Pair, impair : fumeux

Pair, impair : fumeux !

Pour protéger les poumons des Parisiens des particules fines renvoyées par le diesel - que l’État encourage toujours par une taxation allégée - des technocrates eurent la semaine dernière une idée de génie : ne donner le droit de circuler qu’à la moitié du parc automobile. Un jour, les voitures avec des plaques en chiffres pairs, le lendemain en chiffres impairs...Sur le papier, deux fois moins de voitures, deux fois moins de pollution, l’air de nos grandes villes (presque) aussi pur que celui des sommets du Mercantour !

Cette mesure s’est révélée aussi efficace que celle qui aurait consisté, pour diminuer le nombre des cancers, de diviser celui des cancérologues...
Rien ne s’est passé comme prévu. Il y eut autant de circulation (faut bien aller travailler et il n’y a pas toujours de transports publics).
Nos technocrates eurent alors une deuxième idée : interdire la circulation des voitures fabriquées avant 1997 au motif - légitime - qu’elles polluent davantage que les récentes (parfois équipées de truqueurs, mais passons...).
Devant tant de perspicacité, on ne peut qu’applaudir. Car la circulation des guimbardes représente 8% du trafic général. L’impact de cette nouvelle mesure donc est forcément limité, en tous cas pas à la hauteur des pics de pollution.
Si des gens s’entêtent à circuler avec des voitures de dix ou quinze ans d’âge, c’est en général parce qu’ils n’ont pas les moyens d’en acheter de plus modernes.
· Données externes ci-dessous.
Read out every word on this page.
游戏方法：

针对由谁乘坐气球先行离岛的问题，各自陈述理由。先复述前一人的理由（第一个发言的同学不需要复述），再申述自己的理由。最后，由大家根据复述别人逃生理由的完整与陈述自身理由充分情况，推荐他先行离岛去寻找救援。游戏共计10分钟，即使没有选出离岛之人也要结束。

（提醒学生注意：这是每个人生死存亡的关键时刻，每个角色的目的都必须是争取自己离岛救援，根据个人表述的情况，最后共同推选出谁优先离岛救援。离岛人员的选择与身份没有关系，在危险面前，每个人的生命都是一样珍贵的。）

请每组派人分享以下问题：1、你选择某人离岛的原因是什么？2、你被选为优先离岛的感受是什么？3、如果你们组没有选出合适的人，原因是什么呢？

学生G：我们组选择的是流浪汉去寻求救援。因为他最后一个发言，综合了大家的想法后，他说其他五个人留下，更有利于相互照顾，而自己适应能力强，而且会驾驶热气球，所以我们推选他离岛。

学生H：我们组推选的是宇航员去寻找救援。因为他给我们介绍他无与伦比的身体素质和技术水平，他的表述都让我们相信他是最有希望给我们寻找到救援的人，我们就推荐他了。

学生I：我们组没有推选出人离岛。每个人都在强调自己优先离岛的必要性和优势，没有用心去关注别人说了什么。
Ils s’acquittent pourtant des mêmes taxes sur les assurances, des carburants, des péages autoroutiers, des parkings... Payer ne donne pas le droit de polluer, mais l’État qui prétend maintenant interdire les vieilles bagnoles leur a pourtant octroyé, du temps de leur jeunesse, un très officiel "certificat de conformité". Il y a là une incongruité, voire une mesure stigmatisante, en tout cas injuste.
Dans la "crise" actuelle, qui concerne toutes les grandes agglomérations, les heures perdues dans les embouteillages ne sont pas prises en compte. Elles s’élèvent pourtant à plus de 60 heures par an, presque trois jours par voiture ! Des centaines de milliers de moteurs tournent pour rien et polluent beaucoup, même au ralenti...
Une fois de plus on veut culpabiliser l’individu et le rendre responsable d’une situation dont il est victime. Au fait, les transports routiers émettent 16,4% des particules fines, le résidentiel et tertiaire 62,5% (1). Si nos technocrates s’en aperçoivent, vont-ils nous demander de chauffer nos logements un jour sur deux, voire de ne respirer que les jours pairs pour les hommes et impairs pour les femmes ?

(1) Centre interprofessionnel technique d’études de la pollution atmosphérique.